Mit Sicherheit ist es nicht verkehrt, diesen Aspekt bzw. die Tendenz der Mitarbeiter es der Führungskraft „recht zu machen“ aktiv in der eigenen Kommunikation zu adressieren. Das heißt, nicht nur Fragen zu stellen, sondern auch gleichzeitig aktiv zu betonen, das man sich Antworten wünscht, die genau über die genannten Kriterien hinausgehen.

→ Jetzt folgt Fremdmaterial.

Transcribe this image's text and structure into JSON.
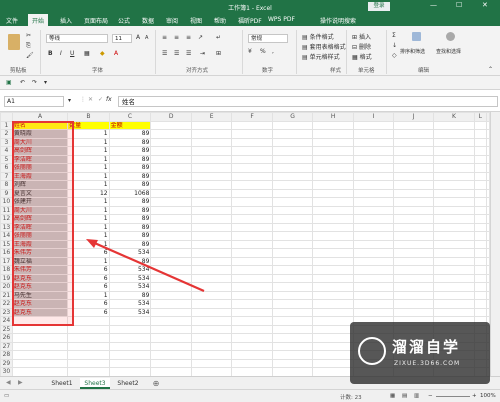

Das bedeutet aber auch, dass diese Antworten evtl. den eigenen Ansicht entgegenlaufen und im Extremfall das Problem gar nicht lösen, sondern vielleicht sogar verschlimmern. Schwierig wird es in diesem Fall dann aber, wenn man jetzt den eingeschlagenen Weg verlässt und damit mühsam aufgebautes Vertrauen unter Umständen mit einem Satz zunichtemacht.

Jetzt könnte man meinen, dass das Thema damit erledigt ist. Es gibt aber noch

Viertens

Die Fragestellung kann man jetzt sogar auf die Spitze treiben und erstmal offen lassen, wer denn eigentlich definiert, was „recht machen“ im wahrsten Sinn wirklich bedeutet. Geht es „nur“ um die Lösung, den Weg zu einem definierten Ziel-Zustand? Ist die Definition des Ziel-Zustands noch die Aufgabe der Führungskraft, oder wird das in einer idealen Welt nicht auch von den Mitarbeitern bestimmt? Welche Kriterien bestimmen das, was richtig ist. Wer legt diese Kriterien fest? Wissen in einer idealen Welt nicht alle schon, was richtig ist? Welche Rolle bleibt dann den Führungskräften?

Da diese ideale Welt bis jetzt noch nicht erkennbar eingetreten ist und auch die Definition derselben noch nicht abgeschlossen ist, mache ich mir um die Rollen der Führungskräfte grundsätzlich erstmal keine Sorgen.

Bei diesen Überlegungen kann es wertvoll sein, das eigene Kommunikationsverhalten und die resultierenden Reaktionen des Umfelds auf einen externen und unvoreingenommenen Prüfstand zu stellen. Dies gelingt beispielsweise durch individuelles Coaching oder Mentoring auch im Lean Kontext.

Frage: Welche Antworten erhalten Sie auf Ihre Fragen? Wo schränken Ihre eigenen Antworten die Effektivität Ihrer Fragen ein? Welches Potenzial geht dadurch verloren?